A highly anomalous ocean warming event in the northeast Pacific (NPM) strongly controlled the weather and climate over North America.
A high amplitude ridge of unparalleled strength and longevity over western North America dominated until April 2015.
Record low windiness was recorded across a huge expanse of the U.S. during the first and second quarter, significantly diminishing wind power generation.
California continued to experience one of the most severe and prolonged droughts in its history, with some relief in the 2015-2016 rainy season.
Thirty major tropical cyclones occurred in the Northern Hemisphere, shattering the previous record of 23 (set in 2004), and 25 of those storms reached the Saffir-Simpson Hurricane Wind Scale of 4 or 5 (NASA Earth Observatory 2016).
Many of these events appear to be connected to one another, and illustrate the complex and sometimes far-reaching impacts of climate variability and climate change. It is not yet known if human activities may have played a role, or whether these extreme events lie within the envelope of natural variability.

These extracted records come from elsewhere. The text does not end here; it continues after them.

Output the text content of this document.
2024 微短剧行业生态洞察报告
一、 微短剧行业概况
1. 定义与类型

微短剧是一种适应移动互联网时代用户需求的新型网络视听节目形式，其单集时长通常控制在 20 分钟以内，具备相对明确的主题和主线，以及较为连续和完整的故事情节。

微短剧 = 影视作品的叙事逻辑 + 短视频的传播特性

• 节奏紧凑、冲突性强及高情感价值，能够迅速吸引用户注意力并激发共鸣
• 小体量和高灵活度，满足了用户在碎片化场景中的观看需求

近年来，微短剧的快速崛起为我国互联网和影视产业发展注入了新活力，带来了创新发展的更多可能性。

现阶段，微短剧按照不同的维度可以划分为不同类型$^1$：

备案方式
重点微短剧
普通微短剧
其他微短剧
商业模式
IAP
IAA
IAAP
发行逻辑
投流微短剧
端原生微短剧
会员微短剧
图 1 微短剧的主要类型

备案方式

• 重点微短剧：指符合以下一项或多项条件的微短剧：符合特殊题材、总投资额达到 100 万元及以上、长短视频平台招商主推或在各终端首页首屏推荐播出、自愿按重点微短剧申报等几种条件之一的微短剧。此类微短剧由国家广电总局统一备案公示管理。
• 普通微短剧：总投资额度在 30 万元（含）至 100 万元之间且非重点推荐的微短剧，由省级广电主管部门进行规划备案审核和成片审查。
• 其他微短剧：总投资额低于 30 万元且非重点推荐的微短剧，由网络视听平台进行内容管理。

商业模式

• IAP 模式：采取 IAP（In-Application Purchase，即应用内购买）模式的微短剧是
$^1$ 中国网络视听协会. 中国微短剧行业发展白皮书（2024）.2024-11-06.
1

The NPM gradually trended downward to neutral during the first half of 2015. This change coincided with a dissipation of the ocean warming in the northeastern Pacific, and with a breakdown of the blocking ridge over that same region. Thereafter, regional winds returned to their more normal patterns of variability. Given that there appears to be little relationship between antecedent El Niño conditions and U.S. wind speed anomalies, and because the 2015 El Niño was in its infancy during the first and second quarter, it is highly unlikely that it contributed to the record low winds or bolstered the high amplitude ridge.

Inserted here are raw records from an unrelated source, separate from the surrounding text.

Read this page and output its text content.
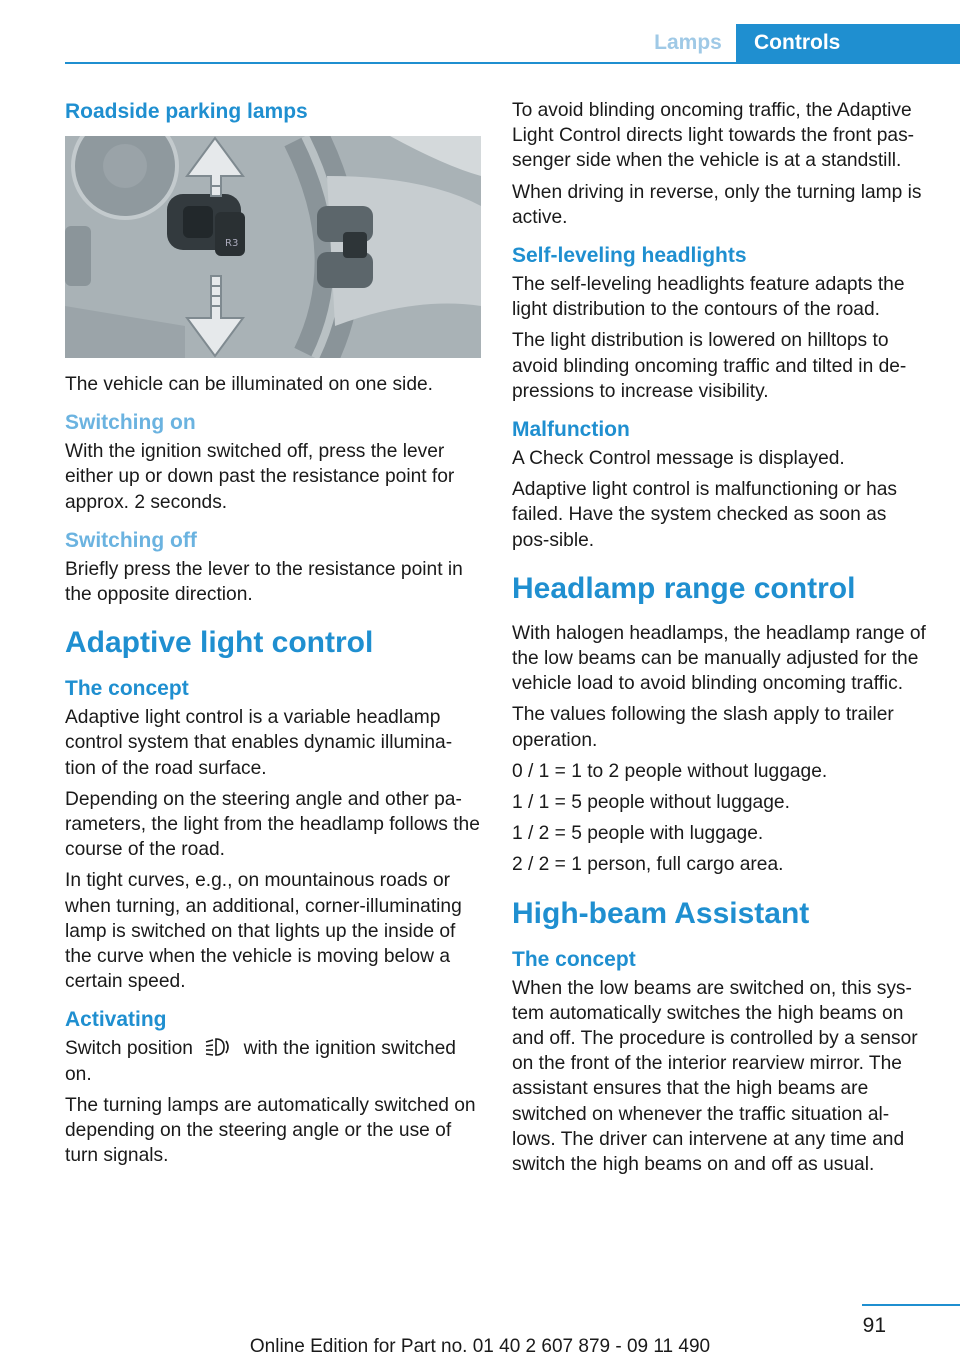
Lamps	Controls
Roadside parking lamps
R3

The vehicle can be illuminated on one side.

Switching on

With the ignition switched off, press the lever either up or down past the resistance point for approx. 2 seconds.

Switching off

Briefly press the lever to the resistance point in the opposite direction.

Adaptive light control
The concept

Adaptive light control is a variable headlamp control system that enables dynamic illumina‐tion of the road surface.

Depending on the steering angle and other pa‐rameters, the light from the headlamp follows the course of the road.

In tight curves, e.g., on mountainous roads or when turning, an additional, corner-illuminating lamp is switched on that lights up the inside of the curve when the vehicle is moving below a certain speed.

Activating

Switch position	with the ignition switched on.

The turning lamps are automatically switched on depending on the steering angle or the use of turn signals.

To avoid blinding oncoming traffic, the Adaptive Light Control directs light towards the front pas‐senger side when the vehicle is at a standstill.

When driving in reverse, only the turning lamp is active.

Self-leveling headlights

The self-leveling headlights feature adapts the light distribution to the contours of the road.

The light distribution is lowered on hilltops to avoid blinding oncoming traffic and tilted in de‐pressions to increase visibility.

Malfunction

A Check Control message is displayed.

Adaptive light control is malfunctioning or has failed. Have the system checked as soon as pos‐sible.

Headlamp range control

With halogen headlamps, the headlamp range of the low beams can be manually adjusted for the vehicle load to avoid blinding oncoming traffic.

The values following the slash apply to trailer operation.

0 / 1 = 1 to 2 people without luggage.

1 / 1 = 5 people without luggage.

1 / 2 = 5 people with luggage.

2 / 2 = 1 person, full cargo area.

High-beam Assistant
The concept

When the low beams are switched on, this sys‐tem automatically switches the high beams on and off. The procedure is controlled by a sensor on the front of the interior rearview mirror. The assistant ensures that the high beams are switched on whenever the traffic situation al‐lows. The driver can intervene at any time and switch the high beams on and off as usual.

91
Online Edition for Part no. 01 40 2 607 879 - 09 11 490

Given the increasing importance of energy from weather-sensitive renewable sources such as wind, solar, and hydro to our economy, weather forecasting is increasingly important for managing energy supply and demand (e.g., Lang 2005, Hering and Genton 2010). Such features as the northeast Pacific warming of 2013-2015, and its association with a widespread calming of the wind, suggest that some weather-related variability could be forecast even several months in advance. This is one potential application of monthly to seasonal forecasts now being developed by weather forecast providers (Kirtman et al., 2014; Krakauer et al, 2013).